Timothy Geithner refuses to call China a “manipulator” of its currency rate, as many in Congress want him to do. Yet the Treasury secretary spares no words about another unfair trade practice in China: The theft of software, movies, technology, and other American innovations that deprive the US of billions of dollars and hundreds of thousands of jobs.
Here’s how Mr. Geithner described Chinese stealing of American intellectual property rights during congressional hearings Thursday:
“Rampant,” “widespread,” “huge,” “negative,” “piracy,” and (the word with the most punch), “unacceptable.”
Just a day later, China again showed how unethical it can be in the outright taking of inventions. The Wall Street Journal reported that Beijing is asking foreign automakers that want to make or sell electric cars in China to, in effect, hand over their secret technology. (Call it grand theft electric auto.)
China seeks to dominate the world electric-car market by 2020, using a policy called “indigenous innovation.’’
Such tactics are akin to the subtle but coercive methods that Japan often used during its postwar rise as an economic superpower. China is following the Japanese model in many ways, but in its theft of foreign copyrights, trademarks, and patents, other nations, including the US, and corporations, must stand up to stop it.
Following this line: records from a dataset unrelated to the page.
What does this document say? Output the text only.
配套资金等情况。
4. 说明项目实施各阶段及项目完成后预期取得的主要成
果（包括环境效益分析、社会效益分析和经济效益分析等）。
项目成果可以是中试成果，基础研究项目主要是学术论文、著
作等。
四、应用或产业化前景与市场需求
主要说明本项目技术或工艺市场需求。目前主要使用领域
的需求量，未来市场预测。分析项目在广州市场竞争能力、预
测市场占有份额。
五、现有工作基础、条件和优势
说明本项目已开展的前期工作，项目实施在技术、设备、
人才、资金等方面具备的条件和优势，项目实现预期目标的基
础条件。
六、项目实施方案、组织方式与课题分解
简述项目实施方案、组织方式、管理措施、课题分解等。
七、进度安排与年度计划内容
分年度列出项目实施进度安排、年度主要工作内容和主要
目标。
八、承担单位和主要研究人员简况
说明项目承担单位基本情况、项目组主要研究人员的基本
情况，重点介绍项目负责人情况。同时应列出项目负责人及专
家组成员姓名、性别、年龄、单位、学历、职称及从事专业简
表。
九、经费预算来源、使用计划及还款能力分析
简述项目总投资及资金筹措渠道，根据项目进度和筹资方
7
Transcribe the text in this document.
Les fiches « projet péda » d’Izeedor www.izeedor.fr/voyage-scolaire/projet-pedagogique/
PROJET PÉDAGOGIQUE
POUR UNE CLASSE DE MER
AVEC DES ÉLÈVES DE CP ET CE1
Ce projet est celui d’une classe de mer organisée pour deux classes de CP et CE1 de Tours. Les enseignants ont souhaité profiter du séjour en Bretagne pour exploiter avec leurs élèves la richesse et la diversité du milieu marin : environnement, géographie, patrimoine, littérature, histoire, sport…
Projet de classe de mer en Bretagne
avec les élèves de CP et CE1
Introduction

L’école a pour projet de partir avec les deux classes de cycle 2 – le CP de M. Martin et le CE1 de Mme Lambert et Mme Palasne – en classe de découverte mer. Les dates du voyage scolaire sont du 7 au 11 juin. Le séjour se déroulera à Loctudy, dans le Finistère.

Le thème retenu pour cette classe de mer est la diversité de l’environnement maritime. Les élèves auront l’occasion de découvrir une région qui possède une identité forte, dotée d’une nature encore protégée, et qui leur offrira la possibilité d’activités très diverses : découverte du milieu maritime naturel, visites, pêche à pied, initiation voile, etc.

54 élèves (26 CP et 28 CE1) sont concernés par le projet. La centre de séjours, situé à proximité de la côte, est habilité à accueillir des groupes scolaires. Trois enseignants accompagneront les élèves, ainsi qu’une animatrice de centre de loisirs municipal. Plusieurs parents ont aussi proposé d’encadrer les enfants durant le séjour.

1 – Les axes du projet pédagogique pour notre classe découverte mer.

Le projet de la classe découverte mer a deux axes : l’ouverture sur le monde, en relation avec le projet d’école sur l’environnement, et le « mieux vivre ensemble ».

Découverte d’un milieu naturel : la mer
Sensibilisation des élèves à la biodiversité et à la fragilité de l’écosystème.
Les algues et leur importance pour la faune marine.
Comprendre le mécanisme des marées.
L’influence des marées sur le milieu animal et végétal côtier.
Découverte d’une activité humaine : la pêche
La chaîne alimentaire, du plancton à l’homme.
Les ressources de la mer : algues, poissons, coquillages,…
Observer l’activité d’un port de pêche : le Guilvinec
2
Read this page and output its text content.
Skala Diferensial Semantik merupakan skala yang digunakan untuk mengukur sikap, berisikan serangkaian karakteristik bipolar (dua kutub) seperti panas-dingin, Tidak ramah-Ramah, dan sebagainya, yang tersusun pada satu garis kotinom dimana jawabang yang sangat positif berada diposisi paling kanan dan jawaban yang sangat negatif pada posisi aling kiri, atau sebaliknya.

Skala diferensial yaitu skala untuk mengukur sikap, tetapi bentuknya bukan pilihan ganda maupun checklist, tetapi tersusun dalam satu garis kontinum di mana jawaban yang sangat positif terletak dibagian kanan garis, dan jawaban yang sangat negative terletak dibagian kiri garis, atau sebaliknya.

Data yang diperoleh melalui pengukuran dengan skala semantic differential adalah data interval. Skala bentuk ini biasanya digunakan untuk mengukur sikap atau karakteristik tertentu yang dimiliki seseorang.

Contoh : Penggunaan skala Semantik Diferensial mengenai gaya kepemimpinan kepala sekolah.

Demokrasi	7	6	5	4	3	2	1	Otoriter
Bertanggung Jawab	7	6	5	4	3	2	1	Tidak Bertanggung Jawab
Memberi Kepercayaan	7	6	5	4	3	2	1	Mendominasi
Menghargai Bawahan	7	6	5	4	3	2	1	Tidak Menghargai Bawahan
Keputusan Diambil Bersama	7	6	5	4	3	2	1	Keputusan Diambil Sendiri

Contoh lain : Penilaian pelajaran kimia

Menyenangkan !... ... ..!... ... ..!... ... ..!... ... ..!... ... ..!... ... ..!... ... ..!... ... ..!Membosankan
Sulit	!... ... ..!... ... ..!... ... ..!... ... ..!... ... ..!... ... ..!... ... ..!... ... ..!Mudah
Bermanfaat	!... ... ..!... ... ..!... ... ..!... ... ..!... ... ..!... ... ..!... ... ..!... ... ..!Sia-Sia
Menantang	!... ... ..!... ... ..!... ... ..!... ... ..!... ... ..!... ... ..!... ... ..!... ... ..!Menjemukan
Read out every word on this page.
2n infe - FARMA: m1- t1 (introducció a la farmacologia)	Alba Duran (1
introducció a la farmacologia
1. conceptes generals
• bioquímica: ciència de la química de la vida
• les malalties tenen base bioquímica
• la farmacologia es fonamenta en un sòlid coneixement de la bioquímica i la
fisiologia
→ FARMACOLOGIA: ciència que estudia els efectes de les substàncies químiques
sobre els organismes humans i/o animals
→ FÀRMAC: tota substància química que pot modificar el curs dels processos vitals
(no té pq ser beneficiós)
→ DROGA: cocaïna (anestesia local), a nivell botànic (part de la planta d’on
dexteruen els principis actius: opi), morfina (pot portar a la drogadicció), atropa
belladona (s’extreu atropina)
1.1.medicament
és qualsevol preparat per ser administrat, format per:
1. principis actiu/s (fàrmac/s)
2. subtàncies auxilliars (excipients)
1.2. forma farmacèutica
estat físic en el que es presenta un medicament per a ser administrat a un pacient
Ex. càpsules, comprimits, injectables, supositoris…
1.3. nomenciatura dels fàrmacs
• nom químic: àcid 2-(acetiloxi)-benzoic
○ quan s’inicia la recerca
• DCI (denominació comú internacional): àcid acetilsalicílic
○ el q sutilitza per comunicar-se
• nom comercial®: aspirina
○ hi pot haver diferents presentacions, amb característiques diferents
With one-fifth of the world’s population, China is simply too big to get away with setting a standard for industrial robbery. This Chinese practice is “aimed at putting us at a competitive disadvantage,” says Obama’s chief enforcement official for intellectual property rights, Victoria Espinel.
To be sure, many parts of China’s government are trying to crack down on piracy, such as the counterfeiting of foreign brands. Laws are passed, say US officials, but enforcement remains weak.